В последующие дни мы еще говорили об этом. В лагере, быстро привыкнув к новому ощущению свободы, расширившегося желудка в животе, я еще послонялся, ища глазами Готека и Цыгана. Через два дня после содеянного я заглянул в барак номер три – трупа в нем уже не было, лишь оставались следы от протаскивания его на вычищенном земляном полу, как следы грабель на земле ухоженного садика. Через месяц мы, помытые, одетые в чистую одежду, с сумкой, в которой покоились четыре буханки хлеба, вошли в поезд, направляющийся в Германию – думали встретить там людей из нашего прежнего мира. Нам понадобилось какое-то время, пока мы поняли, что из наших семей не уцелело ни одного человека, кроме двоюродного брата Сташека и мужа моей тети, и что мы остались только двое друг для друга из тех людей, кого мы когда-то любили.
Один раз, когда мы шли по улице, я вдруг остановился:
– Кто был с нами, когда мы убивали того капо, что предал Хаимке?
– Не помню, – ответил Сташек, продолжая идти. Мы молча шли рядом, каждый со своими мыслями, пока Сташек не сказал, не замедляя шага:
– Я не помню, чтобы мы кого-то убивали.
И больше мы не возвращались к этой теме. По прошествии еще долгого времени я видел перед глазами Цыгана и Готека, но не мог вспомнить, почему они совершали этот акт возмездия над Фельдманом вместе с нами, только выражение их лиц, которое было точно таким же, как в течение всех месяцев до самого окончания войны. Цыган исчез первым. В тот день мы еще видели его бродящим по лагерю, а после этого он исчез. На Готека мы время от времени наталкивались: он постоянно прогуливался около кухни в истрепанной одежде, но в отличных ботинках. Как-то утром мы узнали, что он искал нас, чтобы попрощаться перед уходом, и поскольку не нашел, просил передать нам привет. Временами я интересовался им, спрашивал о нем людей, которые его знали. Кто-то рассказал, что он вернулся в свою деревню в Польше и был убит сыном крестьянина, семья которого оставила ему на хранение столовое серебро. Другой рассказывал, что Готек покатил в Финляндию и женился там на христианке. А однажды я стоял возле окна в министерстве внутренних дел в Тель-Авиве, и мне показалось, что я увидел его пересекающим тротуар, показалось даже, что на нем те же ботинки, что он взял в бараке номер три. Но, когда я выбежал на улицу, он уже пропал.Той осенью, после освобождения, меня вдруг атаковали болезни, как будто мое тело больше не в состоянии было сдерживаться, и вся боль, что копилась в нем в течение стольких лет, разом высвободилась. В полудреме я видел Хаимке, сидящего на веревочных качелях, раскачивающегося с бешеной силой, и Фельдмана, распростертого у его ног, и их обоих, манящих меня к себе.

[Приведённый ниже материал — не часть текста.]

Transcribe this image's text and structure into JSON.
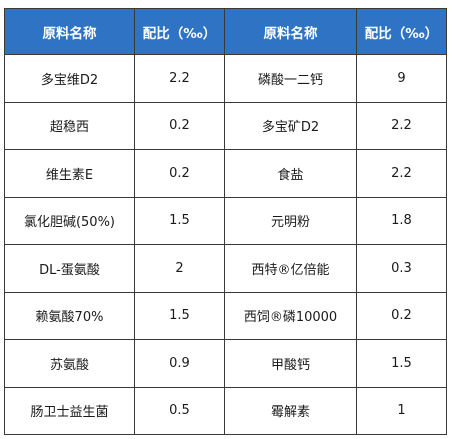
{
  "table": {
    "headers": [
      "原料名称",
      "配比（‰）",
      "原料名称",
      "配比（‰）"
    ],
    "rows": [
      [
        "多宝维D2",
        "2.2",
        "磷酸一二钙",
        "9"
      ],
      [
        "超稳西",
        "0.2",
        "多宝矿D2",
        "2.2"
      ],
      [
        "维生素E",
        "0.2",
        "食盐",
        "2.2"
      ],
      [
        "氯化胆碱(50%)",
        "1.5",
        "元明粉",
        "1.8"
      ],
      [
        "DL-蛋氨酸",
        "2",
        "西特®亿倍能",
        "0.3"
      ],
      [
        "赖氨酸70%",
        "1.5",
        "西饲®磷10000",
        "0.2"
      ],
      [
        "苏氨酸",
        "0.9",
        "甲酸钙",
        "1.5"
      ],
      [
        "肠卫士益生菌",
        "0.5",
        "霉解素",
        "1"
      ]
    ]
  },
  "colors": {
    "header_bg": "#2f74c4",
    "header_text": "#ffffff",
    "border": "#3a3a3a"
  }
}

– Я умираю, – сказал я Сташеку, всю ночь бодрствовавшему у моей постели.
– Ты идешь на поправку. У нас есть лекарства, есть и еда. Завтра я работаю. Я устроил так, что кое-кто придет посидеть с тобой.
– Я думаю, что не выживу, – сказал я. – Хаимке зовет меня.
– Хаимке терпеливо подождет нас обоих. Сейчас я зову тебя. Ты у меня в долгу. Сейчас ты должен жить для меня.